It is almost five in the afternoon and a woman is having coffee on the terrace when a scream from her daughter startles her and, in the process, puts the entire port of La Restingaon the Canary Island of The iron. He hasn’t hurt himself, but rather acts as a lookout: “Look, mom, a canoe!” A new barge with about 70 people on board, the first today and the tenth in the last 72 hours, was sighted 1.5 miles away from land. Minutes later she arrived at the port, quite full of water and with large star flags painted on the bow and stern of the boat. It is one of the common methods to identify and differentiate these vessels. At the port, they explain that the flag is popular because they see it on television in the broadcasts of Barcelona matches.
Until that moment it had been a day of tranquility after two days in which the arrivals took place in a frenetic manner, with approximately 1,200 people arriving in El Hierro in nine different boats. Among them, on Tuesday, the largest since there have been records on the Canary Islands route, with 280 people on board.
This Thursday, as you could see THE WORLD, activity in this port, a regular destination for divers from all over Europe, was limited to the cleaning and destruction of the boats that had arrived during the week.
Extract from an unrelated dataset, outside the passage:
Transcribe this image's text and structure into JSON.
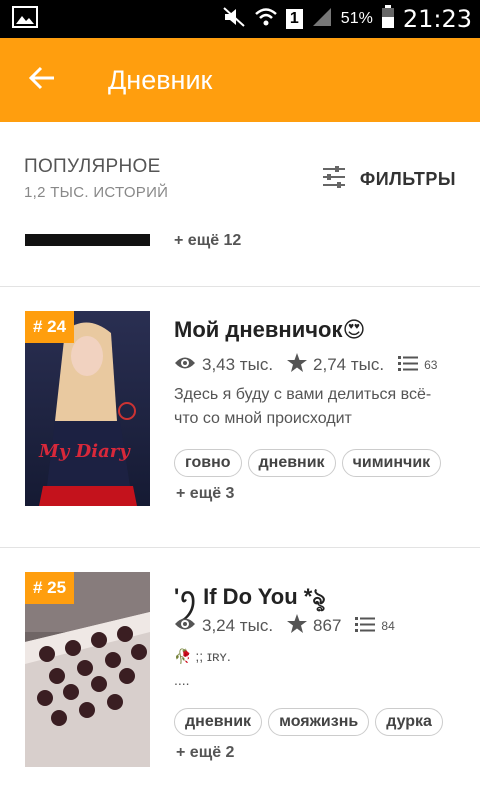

Several of them, of considerable size and with features that showed that the people who had been in them had done so for several days (there were clothes, remains of food and even a mobile phone could be seen), were about to be intervened in the moment in which this new cayuco has been sighted.
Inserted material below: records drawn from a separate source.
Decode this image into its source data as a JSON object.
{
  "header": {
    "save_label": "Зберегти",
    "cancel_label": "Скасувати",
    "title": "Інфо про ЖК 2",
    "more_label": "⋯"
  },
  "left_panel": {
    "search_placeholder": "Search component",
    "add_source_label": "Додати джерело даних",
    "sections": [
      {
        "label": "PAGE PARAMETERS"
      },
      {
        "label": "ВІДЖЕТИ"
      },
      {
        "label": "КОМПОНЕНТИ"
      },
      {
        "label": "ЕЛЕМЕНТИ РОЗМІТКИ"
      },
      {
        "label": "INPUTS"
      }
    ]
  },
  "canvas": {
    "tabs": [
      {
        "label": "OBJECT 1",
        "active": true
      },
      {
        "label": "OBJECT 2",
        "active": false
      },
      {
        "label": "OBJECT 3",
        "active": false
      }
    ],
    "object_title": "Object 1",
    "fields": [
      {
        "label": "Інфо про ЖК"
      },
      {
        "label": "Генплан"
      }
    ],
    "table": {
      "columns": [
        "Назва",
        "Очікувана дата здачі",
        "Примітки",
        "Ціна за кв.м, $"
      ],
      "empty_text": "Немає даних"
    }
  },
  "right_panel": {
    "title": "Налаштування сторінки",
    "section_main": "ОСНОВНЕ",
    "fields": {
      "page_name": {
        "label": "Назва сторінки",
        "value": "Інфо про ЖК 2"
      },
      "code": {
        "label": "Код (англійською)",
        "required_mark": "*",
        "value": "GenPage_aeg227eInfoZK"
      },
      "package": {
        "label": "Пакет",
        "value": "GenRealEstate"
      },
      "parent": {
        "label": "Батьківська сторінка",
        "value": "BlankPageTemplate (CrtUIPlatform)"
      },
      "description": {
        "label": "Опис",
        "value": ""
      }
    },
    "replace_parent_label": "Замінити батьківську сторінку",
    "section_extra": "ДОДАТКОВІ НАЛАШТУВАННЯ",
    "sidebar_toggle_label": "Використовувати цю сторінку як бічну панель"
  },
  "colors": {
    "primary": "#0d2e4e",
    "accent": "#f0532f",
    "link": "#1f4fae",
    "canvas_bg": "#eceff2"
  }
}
Members of the Red Cross and the Canarian Emergency Service (SUC) have already traveled to La Restinga to help these people. Some of them have needed medical assistance, with symptoms of apparent dehydration, although none of them seem to be serious.
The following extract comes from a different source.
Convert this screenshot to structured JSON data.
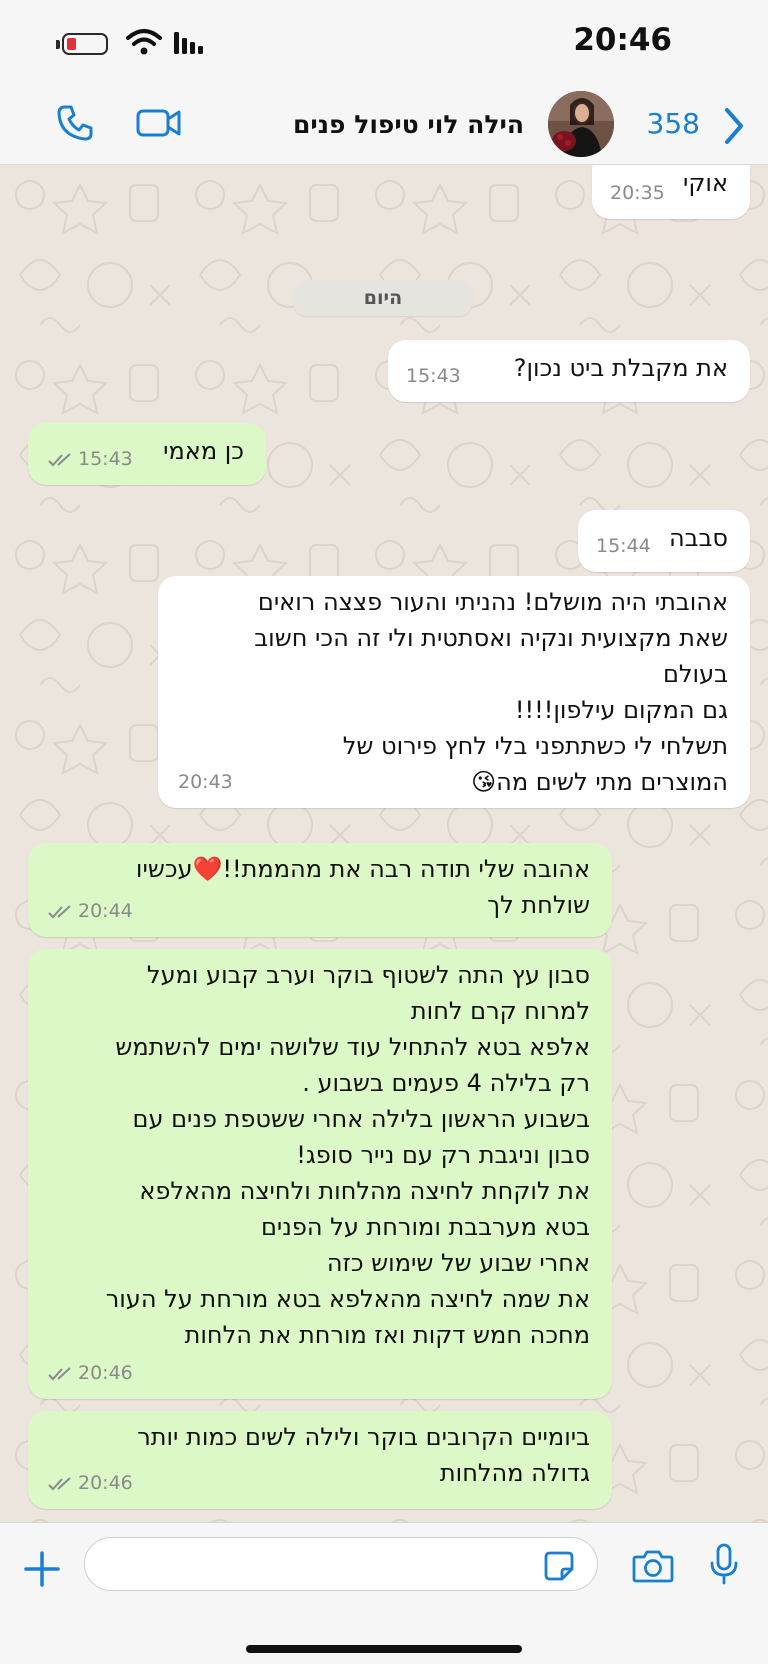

At the same time, the Government has today begun to transfer the migrants who have been arriving in recent days to the island of Tenerife. This morning two ships transported more than 300 people, so most of the hundreds of people who have arrived at the port of La Restinga in the last 48 hours still remain on the island. El Hierro, with barely 11,000 inhabitants, does not have resources or infrastructure to assimilate the continuous arrival of irregular migrants.